1. In support of its Motion, the Plaintiff filed the affidavits of Dr. Paul Wand, Clara Perez, amended affidavit of Dr. Paul Wand, and the HCFA’s for the bills at issue. This record evidence has established proof that the charges billed by the Plaintiff were reasonable, therefore, the Court finds that the Plaintiff has met their prima facie showing regarding reasonableness of charges. The burden now shifts to the Defendant to establish a question of fact.

2. In opposition to the Plaintiff’s Motion, the Defendant filed the affidavit of Dr. Michael S. Propper. Although Dr. Popper asserts that the basis for his opinion is based upon his experience and familiarity in the field of medicine and radiology in the Broward County Community, during the time of treatment (November 2008- February 2009), Dr. Propper, according to his CV, was exclusively working in Palm Beach County. This discrepancy alone fails to provide a sufficient nexus to Broward County during the relevant time period. Because charges and reimbursements for medical services vary widely throughout the State of Florida based upon the location of the provider, it is crucial for an expert to establish the geographic applicability of the opinion the expert is giving. Further, although he states that he has considered various 627.736 (5)(a)1 factors, it appears that Dr. Propper bases his opinion regarding reasonableness on the charges and payments accepted by the “unnamed” practices that he has been associated with (paragraphs 18, 19, 22), HMO and PPO contracts that his facilities have had with general insurance companies (paragraphs 17,18, 19), and additionally opines that the “real market rate” or “reasonable amount” for services are established by the reimbursements from Medicare, Medicaid, Worker’s Compensation, and HMO’s and PPO’s. Dr.
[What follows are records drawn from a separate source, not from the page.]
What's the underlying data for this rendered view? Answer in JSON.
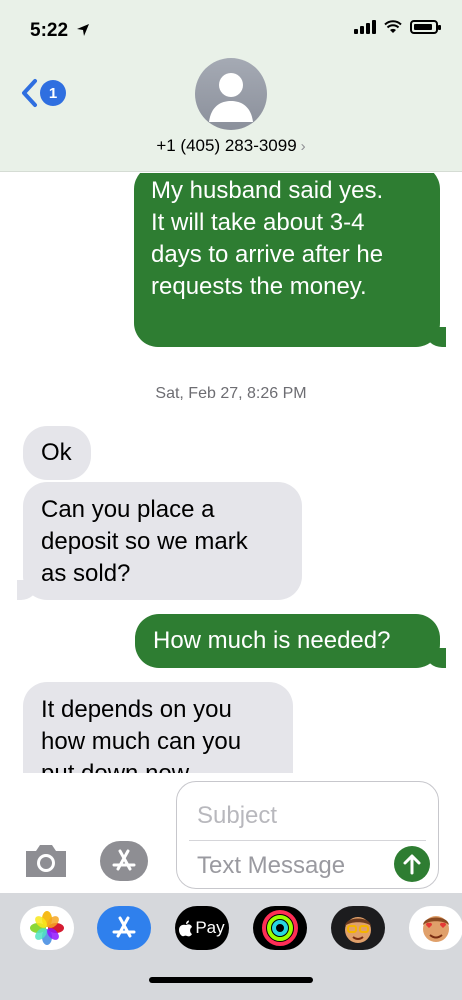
{
  "status_bar": {
    "time": "5:22",
    "location_icon": "location-arrow-icon",
    "icons": [
      "cellular-signal-icon",
      "wifi-icon",
      "battery-icon"
    ]
  },
  "header": {
    "back_icon": "chevron-left-icon",
    "back_badge": "1",
    "avatar_icon": "person-silhouette-icon",
    "contact_name": "+1 (405) 283-3099",
    "contact_chevron": "›"
  },
  "conversation": {
    "messages": [
      {
        "direction": "sent",
        "lines": [
          "My husband said yes.",
          "It will take about 3-4",
          "days to arrive after he",
          "requests the money."
        ]
      },
      {
        "direction": "timestamp",
        "text": "Sat, Feb 27, 8:26 PM"
      },
      {
        "direction": "received",
        "lines": [
          "Ok"
        ]
      },
      {
        "direction": "received",
        "lines": [
          "Can you place a",
          "deposit so we mark",
          "as sold?"
        ]
      },
      {
        "direction": "sent",
        "lines": [
          "How much is needed?"
        ]
      },
      {
        "direction": "received",
        "lines": [
          "It depends on you",
          "how much can you",
          "put down now"
        ]
      }
    ]
  },
  "composer": {
    "camera_icon": "camera-icon",
    "apps_icon": "app-store-icon",
    "subject_placeholder": "Subject",
    "message_placeholder": "Text Message",
    "send_icon": "arrow-up-icon"
  },
  "app_drawer": {
    "apps": [
      {
        "name": "photos-app-icon"
      },
      {
        "name": "app-store-app-icon"
      },
      {
        "name": "apple-pay-app-icon",
        "label": "Pay"
      },
      {
        "name": "activity-app-icon"
      },
      {
        "name": "memoji-app-icon"
      },
      {
        "name": "memoji-stickers-app-icon"
      }
    ]
  },
  "colors": {
    "sent_bubble": "#2e7d32",
    "received_bubble": "#e5e5ea",
    "header_bg": "#e9f1e8",
    "accent_blue": "#2f6fe0"
  }
}
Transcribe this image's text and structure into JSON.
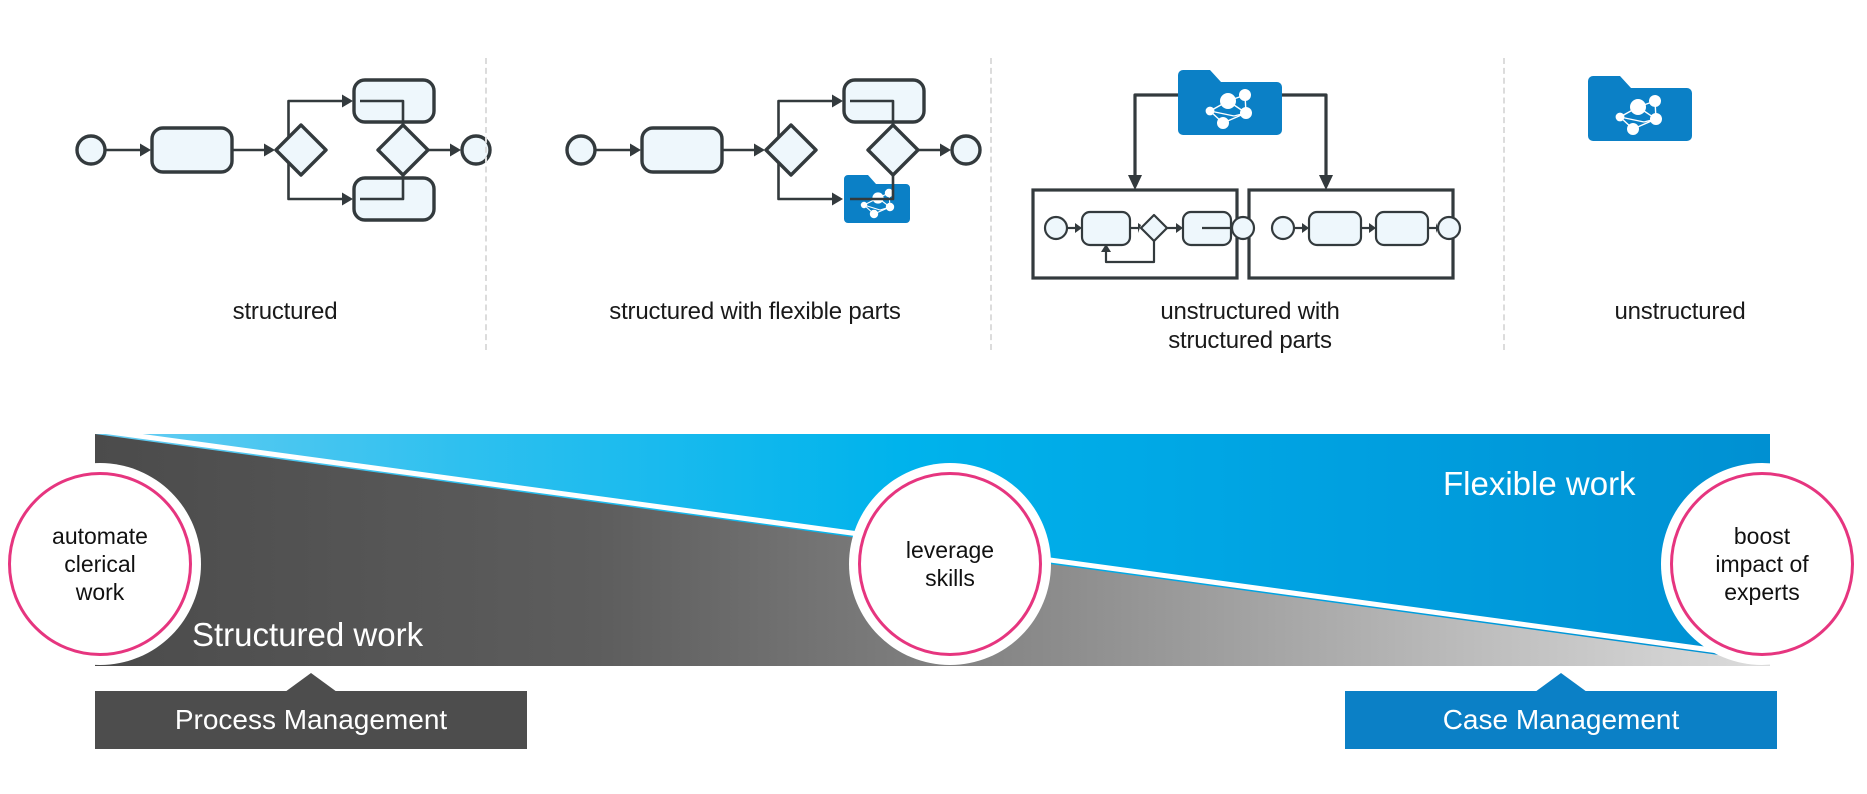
{
  "colors": {
    "bpmn_fill": "#eef7fc",
    "bpmn_stroke": "#333a3d",
    "folder_blue": "#0b80c6",
    "accent_pink": "#e6357f",
    "dark_gray": "#4d4d4d",
    "mid_gray": "#8a8a8a",
    "light_gray": "#cfcfcf",
    "cyan_light": "#5bc8f0",
    "blue_deep": "#0092d6",
    "case_blue": "#0b80c6",
    "divider_gray": "#dcdcdc",
    "label_text": "#1a1a1a",
    "white": "#ffffff"
  },
  "panels": [
    {
      "id": "structured",
      "label": "structured",
      "icon": "bpmn-structured-diagram"
    },
    {
      "id": "structured-flexible",
      "label": "structured with flexible parts",
      "icon": "bpmn-structured-with-case-folder-diagram"
    },
    {
      "id": "unstructured-structured",
      "label": "unstructured with\nstructured parts",
      "label_line1": "unstructured with",
      "label_line2": "structured parts",
      "icon": "case-folder-with-subprocess-diagram"
    },
    {
      "id": "unstructured",
      "label": "unstructured",
      "icon": "case-folder-icon"
    }
  ],
  "band": {
    "left_label": "Structured work",
    "right_label": "Flexible work"
  },
  "bubbles": [
    {
      "id": "automate",
      "line1": "automate",
      "line2": "clerical",
      "line3": "work"
    },
    {
      "id": "leverage",
      "line1": "leverage",
      "line2": "skills",
      "line3": ""
    },
    {
      "id": "boost",
      "line1": "boost",
      "line2": "impact of",
      "line3": "experts"
    }
  ],
  "callouts": [
    {
      "id": "process-management",
      "label": "Process Management",
      "color": "#4d4d4d"
    },
    {
      "id": "case-management",
      "label": "Case Management",
      "color": "#0b80c6"
    }
  ]
}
Propper fails to consider the evidence of usual and customary charges and payments accepted by the provider involved in the dispute, and fails to consider reimbursement levels in the community other than the reimbursements at his own facilities.
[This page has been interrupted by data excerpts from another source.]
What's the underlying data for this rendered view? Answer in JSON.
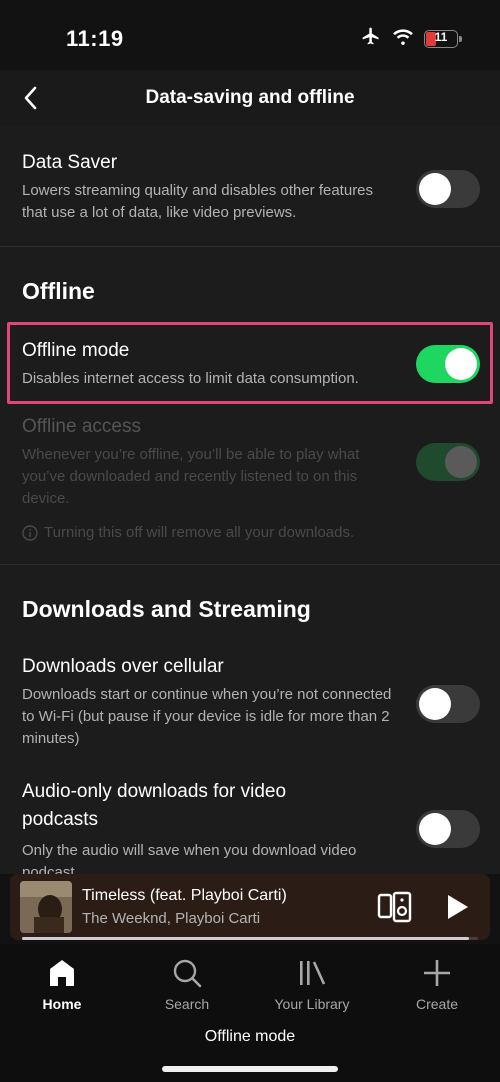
{
  "status_bar": {
    "time": "11:19",
    "battery_level": "11"
  },
  "header": {
    "title": "Data-saving and offline"
  },
  "data_saver": {
    "title": "Data Saver",
    "description": "Lowers streaming quality and disables other features that use a lot of data, like video previews.",
    "enabled": false
  },
  "offline_section": {
    "title": "Offline",
    "offline_mode": {
      "title": "Offline mode",
      "description": "Disables internet access to limit data consumption.",
      "enabled": true
    },
    "offline_access": {
      "title": "Offline access",
      "description": "Whenever you’re offline, you’ll be able to play what you’ve downloaded and recently listened to on this device.",
      "note": "Turning this off will remove all your downloads.",
      "enabled": true,
      "disabled_state": true
    }
  },
  "downloads_section": {
    "title": "Downloads and Streaming",
    "cellular": {
      "title": "Downloads over cellular",
      "description": "Downloads start or continue when you’re not connected to Wi-Fi (but pause if your device is idle for more than 2 minutes)",
      "enabled": false
    },
    "audio_only": {
      "title": "Audio-only downloads for video podcasts",
      "description": "Only the audio will save when you download video podcast",
      "enabled": false
    }
  },
  "now_playing": {
    "track": "Timeless (feat. Playboi Carti)",
    "artist": "The Weeknd, Playboi Carti",
    "progress": 0.98
  },
  "tabs": [
    {
      "label": "Home",
      "icon": "home-icon",
      "active": true
    },
    {
      "label": "Search",
      "icon": "search-icon",
      "active": false
    },
    {
      "label": "Your Library",
      "icon": "library-icon",
      "active": false
    },
    {
      "label": "Create",
      "icon": "plus-icon",
      "active": false
    }
  ],
  "offline_banner": "Offline mode",
  "colors": {
    "accent_green": "#1ed760",
    "highlight_pink": "#e0457b",
    "background": "#121212"
  }
}
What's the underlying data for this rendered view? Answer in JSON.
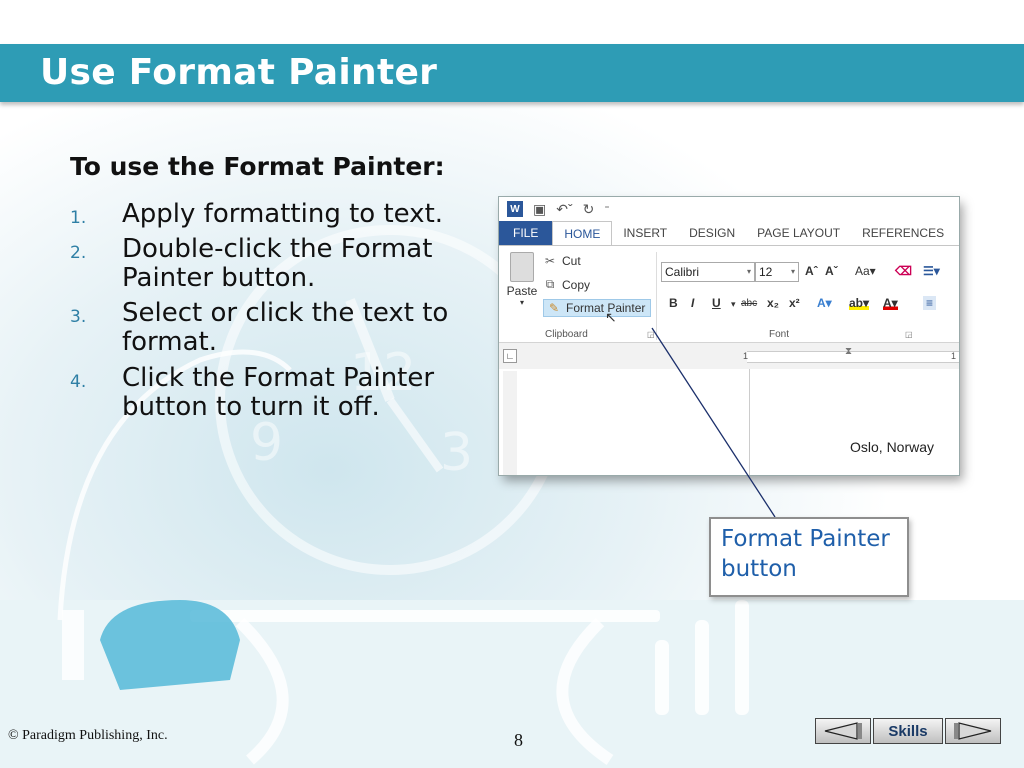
{
  "slide": {
    "title": "Use Format Painter",
    "intro": "To use the Format Painter:",
    "steps": [
      {
        "num": "1.",
        "text": "Apply formatting to text."
      },
      {
        "num": "2.",
        "text": "Double-click the Format Painter button."
      },
      {
        "num": "3.",
        "text": "Select or click the text to format."
      },
      {
        "num": "4.",
        "text": "Click the Format Painter button to turn it off."
      }
    ],
    "callout": "Format Painter button",
    "copyright": "© Paradigm Publishing, Inc.",
    "page_number": "8",
    "nav": {
      "skills_label": "Skills"
    }
  },
  "word": {
    "tabs": [
      "FILE",
      "HOME",
      "INSERT",
      "DESIGN",
      "PAGE LAYOUT",
      "REFERENCES"
    ],
    "clipboard": {
      "paste": "Paste",
      "cut": "Cut",
      "copy": "Copy",
      "format_painter": "Format Painter",
      "group_label": "Clipboard"
    },
    "font": {
      "name": "Calibri",
      "size": "12",
      "group_label": "Font"
    },
    "ruler_left": "1",
    "ruler_right": "1",
    "document_text": "Oslo, Norway"
  },
  "colors": {
    "title_bar": "#2e9cb5",
    "word_accent": "#2b579a",
    "callout_text": "#1f5faa"
  }
}
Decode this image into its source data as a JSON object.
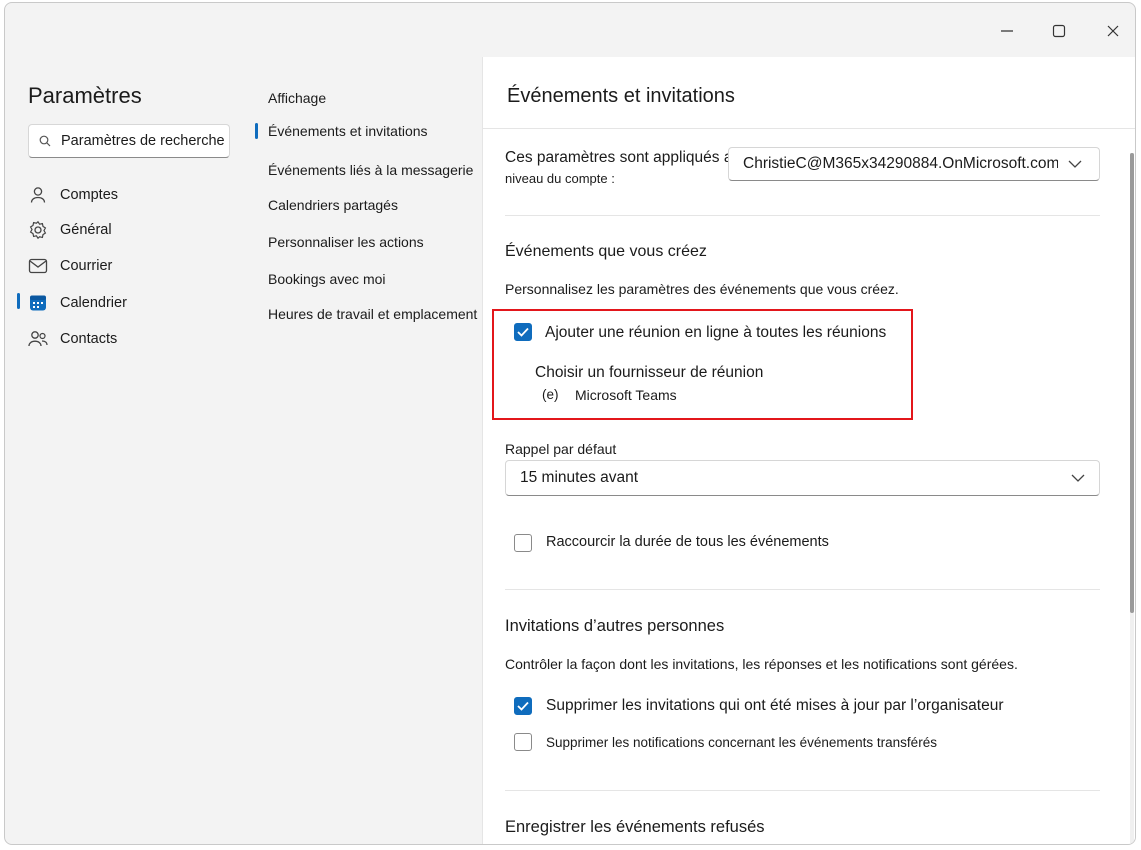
{
  "window": {
    "minimize_label": "Minimize",
    "maximize_label": "Maximize",
    "close_label": "Close"
  },
  "settings": {
    "title": "Paramètres",
    "search_placeholder": "Paramètres de recherche",
    "categories": [
      {
        "label": "Comptes",
        "icon": "person-icon"
      },
      {
        "label": "Général",
        "icon": "gear-icon"
      },
      {
        "label": "Courrier",
        "icon": "mail-icon"
      },
      {
        "label": "Calendrier",
        "icon": "calendar-icon",
        "selected": true
      },
      {
        "label": "Contacts",
        "icon": "people-icon"
      }
    ]
  },
  "nav": {
    "items": [
      {
        "label": "Affichage"
      },
      {
        "label": "Événements et invitations",
        "selected": true
      },
      {
        "label": "Événements liés à la messagerie"
      },
      {
        "label": "Calendriers partagés"
      },
      {
        "label": "Personnaliser les actions"
      },
      {
        "label": "Bookings avec moi"
      },
      {
        "label": "Heures de travail et emplacement"
      }
    ]
  },
  "content": {
    "title": "Événements et invitations",
    "account_label_line1": "Ces paramètres sont appliqués au",
    "account_label_line2": "niveau du compte :",
    "account_value": "ChristieC@M365x34290884.OnMicrosoft.com",
    "section1": {
      "heading": "Événements que vous créez",
      "description": "Personnalisez les paramètres des événements que vous créez.",
      "online_meeting_label": "Ajouter une réunion en ligne à toutes les réunions",
      "online_meeting_checked": true,
      "provider_heading": "Choisir un fournisseur de réunion",
      "provider_radio_glyph": "(e)",
      "provider_value": "Microsoft Teams",
      "reminder_label": "Rappel par défaut",
      "reminder_value": "15 minutes avant",
      "shorten_label": "Raccourcir la durée de tous les événements",
      "shorten_checked": false
    },
    "section2": {
      "heading": "Invitations d’autres personnes",
      "description": "Contrôler la façon dont les invitations, les réponses et les notifications sont gérées.",
      "delete_updated_label": "Supprimer les invitations qui ont été mises à jour par l’organisateur",
      "delete_updated_checked": true,
      "delete_forward_label": "Supprimer les notifications concernant les événements transférés",
      "delete_forward_checked": false
    },
    "section3": {
      "heading": "Enregistrer les événements refusés"
    }
  },
  "colors": {
    "accent": "#0f6cbd",
    "highlight_border": "#e3161b",
    "window_bg": "#f3f3f3",
    "content_bg": "#ffffff"
  }
}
3. The fact that Medicare and health insurance reimburse less than the amount billed by the Plaintiff, by itself, is not sufficient to create a question of fact that the Plaintiff’s charges are unreasonable. Medicare is not insurance but is instead social welfare program and is not an insurance or reimbursement plan. Atkins v. Allstate Insurance Company, 382 So.2d 1276 (Fla. 3rd DCA 1980). Numerous courts sitting in their appellate capacity have determined that Medicare, HMO and PPO reimbursements are not relevant as to the issue of reasonableness of charges. See Hialeah Medical, Inc. a/a/o Ana Lexcano v. United Automobile Insurance Company, 21 Fla. L. Weekly Supp. 487b (11th Cir. App. 2013); Virtual Imaging Services, Inc., a/a/a Framcoise Leon v. State Farm Mutual Automobile Insurance Company, 23 Fla. L. Weekly Supp. 515a (11th Cir. App. 2015), Virtual Imaging Services, Inc. a/a/o Jacqueline Perez, Rolando Santana and Alberto Galindo Alfonso v. United Automobile Insurance Company, 23 Fla. L. Weekly Supp. 304a (11th Cir. App. 2015).
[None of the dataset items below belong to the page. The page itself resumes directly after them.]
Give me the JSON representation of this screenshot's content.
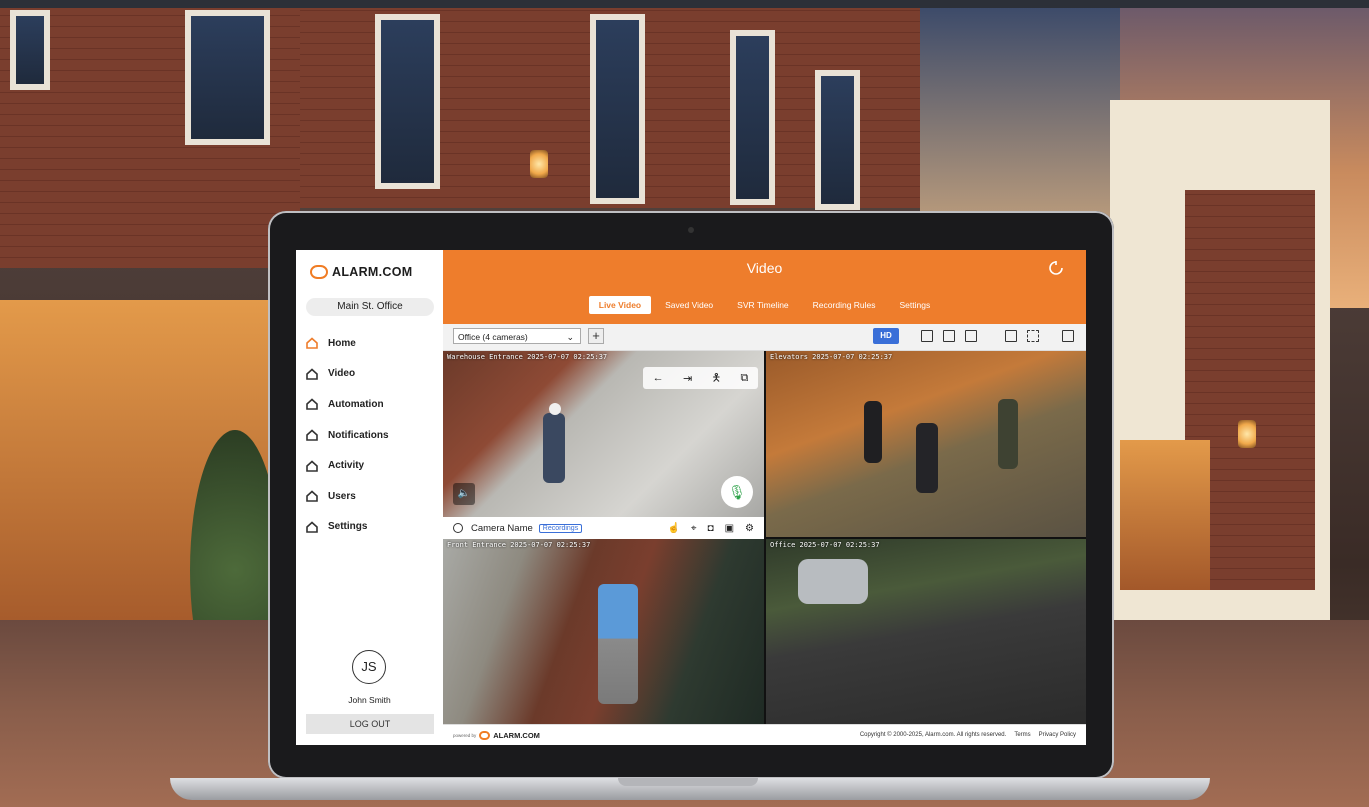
{
  "app": {
    "logo_text": "ALARM.COM",
    "site_name": "Main St. Office",
    "page_title": "Video"
  },
  "sidebar": {
    "items": [
      {
        "label": "Home",
        "icon": "home-icon",
        "active": true
      },
      {
        "label": "Video",
        "icon": "home-icon"
      },
      {
        "label": "Automation",
        "icon": "home-icon"
      },
      {
        "label": "Notifications",
        "icon": "home-icon"
      },
      {
        "label": "Activity",
        "icon": "home-icon"
      },
      {
        "label": "Users",
        "icon": "home-icon"
      },
      {
        "label": "Settings",
        "icon": "home-icon"
      }
    ],
    "user": {
      "initials": "JS",
      "name": "John Smith"
    },
    "logout_label": "LOG OUT"
  },
  "tabs": [
    {
      "label": "Live Video",
      "active": true
    },
    {
      "label": "Saved Video"
    },
    {
      "label": "SVR Timeline"
    },
    {
      "label": "Recording Rules"
    },
    {
      "label": "Settings"
    }
  ],
  "toolbar": {
    "camera_select": "Office (4 cameras)",
    "add_label": "+",
    "hd_label": "HD"
  },
  "feeds": [
    {
      "label": "Warehouse Entrance 2025-07-07 02:25:37"
    },
    {
      "label": "Elevators 2025-07-07 02:25:37"
    },
    {
      "label": "Front Entrance 2025-07-07 02:25:37"
    },
    {
      "label": "Office 2025-07-07 02:25:37"
    }
  ],
  "feed_bar": {
    "camera_name": "Camera Name",
    "recordings_label": "Recordings"
  },
  "footer": {
    "powered_by": "powered by",
    "logo_text": "ALARM.COM",
    "copyright": "Copyright © 2000-2025, Alarm.com. All rights reserved.",
    "terms": "Terms",
    "privacy": "Privacy Policy"
  },
  "colors": {
    "brand_orange": "#ee7d2c",
    "hd_blue": "#3a6fd8",
    "mic_green": "#2ea34a"
  }
}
4. Finally, it is undisputed that the Defendant paid the charges at 200% of the Medicare Part B Fee Schedule, although it had not properly incorporated this method into its policy.

5. Based upon the findings above, the Court finds that the Defendant did not meet its burden to establish a genuine issue of material fact as to the reasonableness of the Plaintiff’s charges. Therefore, this Court grants Summary Judgment in favor of the Plaintiff for reasonableness of charges.